As Aaron says, the converse is false. If each $x_n$ is chosen uniformly at random from $\{0,1\}$ then this sequence almost never has property $(*)$ (see Connor's appropriately named article Almost none of the sequences of 0's and 1's are almost convergent)
However the Cesaro limit of this random sequence $(x_n)$ is almost always $1/2$ by the law of large numbers.
A: We can characterize Banach limits as continuous functionals on $\ell^\infty$ which vanish on
$$ X := \{(x_n - x_{n+1}): (x_n) \in \ell^\infty\} $$
and which send the constant sequence $(1,1,\dots)$ to $1$.
Note that $X$ is a subspace.
The Hahn-Banach Theorem tells us that we are asking: if $(y_n) \in \ell^\infty$ has Cesaro mean $0$, is it in the closure of $X$?
(And the converse question is: does every element of $X$ have Cesaro mean $0$?
Yes; since the $n^\text{th}$ Cesaro mean of $(x_n-x_{n+1})$ is $(x_1-x_{n+1})/n$, which converges to $0$ since $(x_n)$ is uniformly bounded.)
The answer is no.
Consider the sequence $(y_n)$ that has $1$ once, followed by $-1$ three times, then $1$ five times, and so on.
One can compute the Cesaro mean, and see that it approaches $0$ in the limit.
But $(y_n)$ is not in the closure of $X$.
Surely, if it were, then let $(x_n) \in \ell^\infty$ be such that 
$$ \|(y_n) - (x_n-x_{n+1})\|_\infty < 1/2. $$
Let $M$ be a natural number, $M \geq \|(x_n)\|$. 
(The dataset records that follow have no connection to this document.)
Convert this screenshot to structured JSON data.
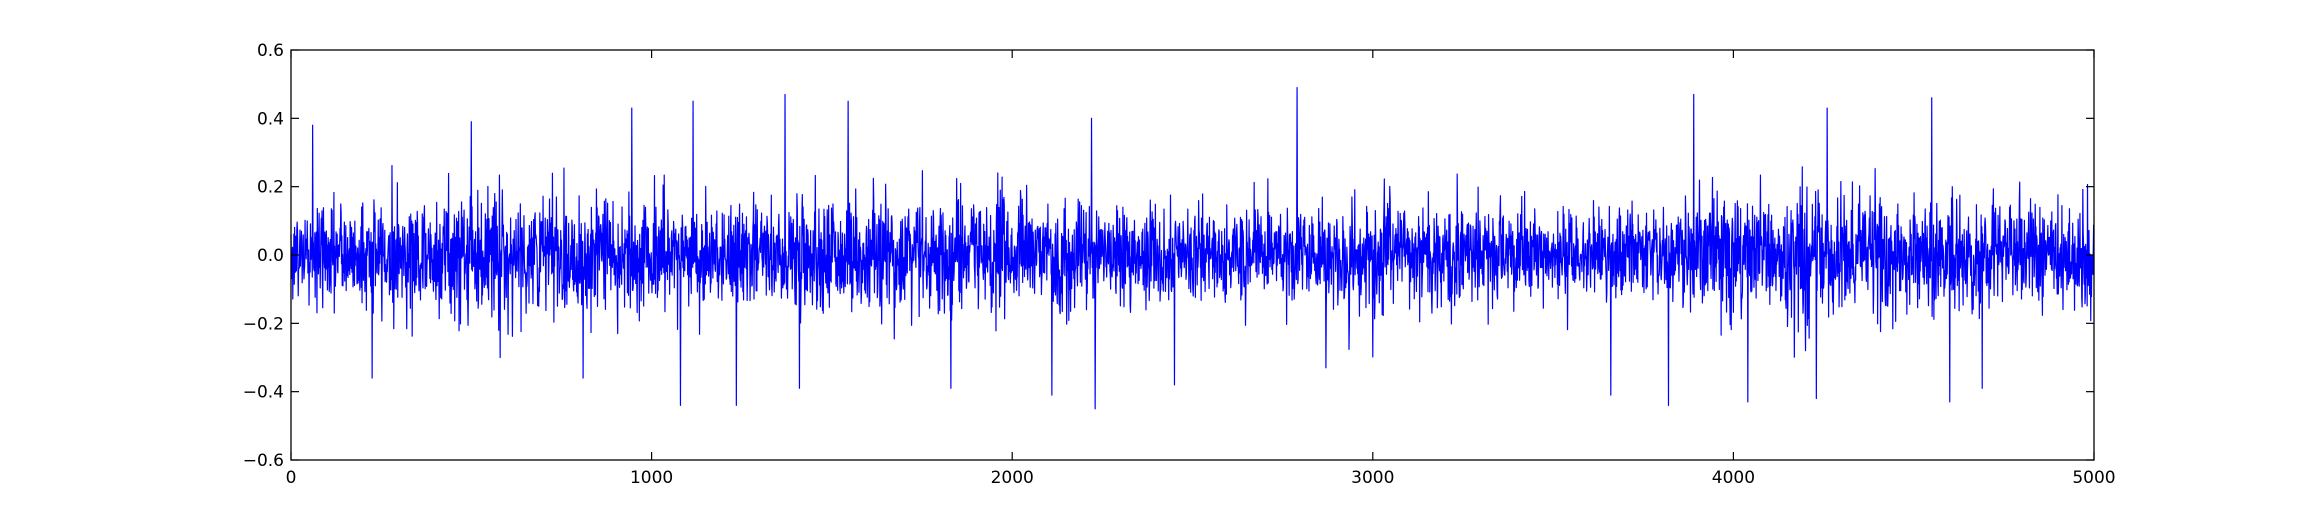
{
  "chart_data": {
    "type": "line",
    "title": "",
    "xlabel": "",
    "ylabel": "",
    "xlim": [
      0,
      5000
    ],
    "ylim": [
      -0.6,
      0.6
    ],
    "grid": false,
    "legend": "none",
    "x_ticks": [
      "0",
      "1000",
      "2000",
      "3000",
      "4000",
      "5000"
    ],
    "y_ticks": [
      "0.6",
      "0.4",
      "0.2",
      "0.0",
      "−0.2",
      "−0.4",
      "−0.6"
    ],
    "series": [
      {
        "color": "#0000ff",
        "num_points": 5000,
        "distribution": {
          "mean": 0.0,
          "std": 0.1
        },
        "peaks": [
          {
            "x": 60,
            "y": 0.38
          },
          {
            "x": 225,
            "y": -0.36
          },
          {
            "x": 500,
            "y": 0.39
          },
          {
            "x": 580,
            "y": -0.3
          },
          {
            "x": 810,
            "y": -0.36
          },
          {
            "x": 945,
            "y": 0.43
          },
          {
            "x": 1080,
            "y": -0.44
          },
          {
            "x": 1115,
            "y": 0.45
          },
          {
            "x": 1235,
            "y": -0.44
          },
          {
            "x": 1370,
            "y": 0.47
          },
          {
            "x": 1410,
            "y": -0.39
          },
          {
            "x": 1545,
            "y": 0.45
          },
          {
            "x": 1830,
            "y": -0.39
          },
          {
            "x": 2110,
            "y": -0.41
          },
          {
            "x": 2220,
            "y": 0.4
          },
          {
            "x": 2230,
            "y": -0.45
          },
          {
            "x": 2450,
            "y": -0.38
          },
          {
            "x": 2790,
            "y": 0.49
          },
          {
            "x": 2870,
            "y": -0.33
          },
          {
            "x": 3660,
            "y": -0.41
          },
          {
            "x": 3820,
            "y": -0.44
          },
          {
            "x": 3890,
            "y": 0.47
          },
          {
            "x": 4040,
            "y": -0.43
          },
          {
            "x": 4230,
            "y": -0.42
          },
          {
            "x": 4260,
            "y": 0.43
          },
          {
            "x": 4550,
            "y": 0.46
          },
          {
            "x": 4600,
            "y": -0.43
          },
          {
            "x": 4690,
            "y": -0.39
          }
        ]
      }
    ]
  }
}
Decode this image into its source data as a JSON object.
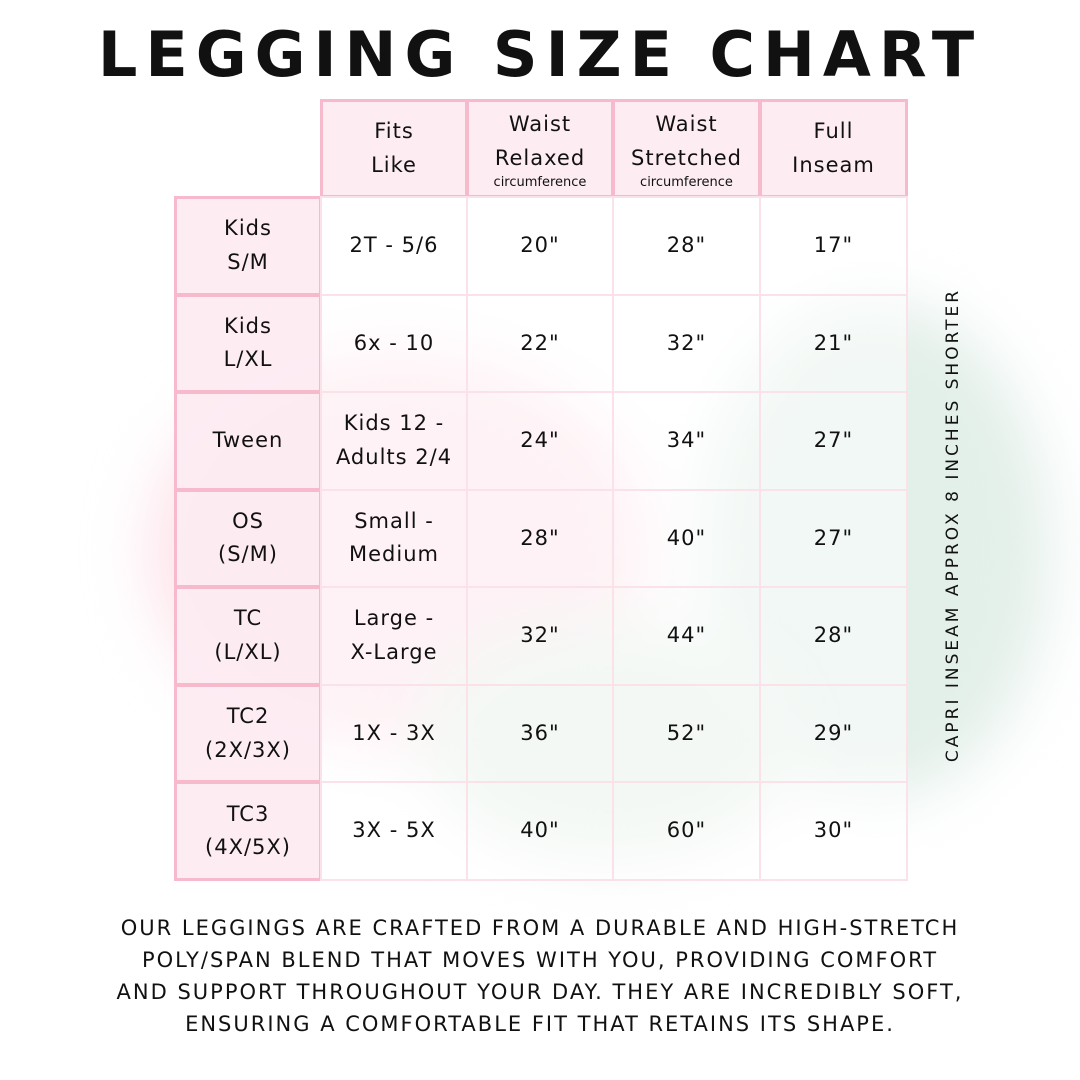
{
  "title": "LEGGING SIZE CHART",
  "colors": {
    "header_fill": "#fdecf2",
    "header_border": "#f7b9cc",
    "body_border": "#fbe1ea"
  },
  "table": {
    "headers": [
      {
        "line1": "Fits",
        "line2": "Like",
        "sub": ""
      },
      {
        "line1": "Waist",
        "line2": "Relaxed",
        "sub": "circumference"
      },
      {
        "line1": "Waist",
        "line2": "Stretched",
        "sub": "circumference"
      },
      {
        "line1": "Full",
        "line2": "Inseam",
        "sub": ""
      }
    ],
    "rows": [
      {
        "size1": "Kids",
        "size2": "S/M",
        "fits1": "2T - 5/6",
        "fits2": "",
        "relaxed": "20\"",
        "stretched": "28\"",
        "inseam": "17\""
      },
      {
        "size1": "Kids",
        "size2": "L/XL",
        "fits1": "6x - 10",
        "fits2": "",
        "relaxed": "22\"",
        "stretched": "32\"",
        "inseam": "21\""
      },
      {
        "size1": "Tween",
        "size2": "",
        "fits1": "Kids 12 -",
        "fits2": "Adults 2/4",
        "relaxed": "24\"",
        "stretched": "34\"",
        "inseam": "27\""
      },
      {
        "size1": "OS",
        "size2": "(S/M)",
        "fits1": "Small -",
        "fits2": "Medium",
        "relaxed": "28\"",
        "stretched": "40\"",
        "inseam": "27\""
      },
      {
        "size1": "TC",
        "size2": "(L/XL)",
        "fits1": "Large -",
        "fits2": "X-Large",
        "relaxed": "32\"",
        "stretched": "44\"",
        "inseam": "28\""
      },
      {
        "size1": "TC2",
        "size2": "(2X/3X)",
        "fits1": "1X - 3X",
        "fits2": "",
        "relaxed": "36\"",
        "stretched": "52\"",
        "inseam": "29\""
      },
      {
        "size1": "TC3",
        "size2": "(4X/5X)",
        "fits1": "3X - 5X",
        "fits2": "",
        "relaxed": "40\"",
        "stretched": "60\"",
        "inseam": "30\""
      }
    ]
  },
  "side_note": "CAPRI INSEAM APPROX 8 INCHES SHORTER",
  "description": [
    "Our leggings are crafted from a durable and high-stretch",
    "poly/span blend that moves with you, providing comfort",
    "and support throughout your day. They are incredibly soft,",
    "ensuring a comfortable fit that retains its shape."
  ]
}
Let $n$ be an index such that 
$$ y_n = \cdots = y_{n+4M} = 1. $$ 
Then for $i=1,\dots,4M$,
$$ x_{n+i} < x_{n + i-1} - y_{n + i - 1} + 1/2 = x_{n + i - 1} - 1/2, $$
and summing these up, we find
$$ x_{n+4M} < x_n - 4M/2. $$
This contradicts the assumption that $\|(x_n)\| \leq M$.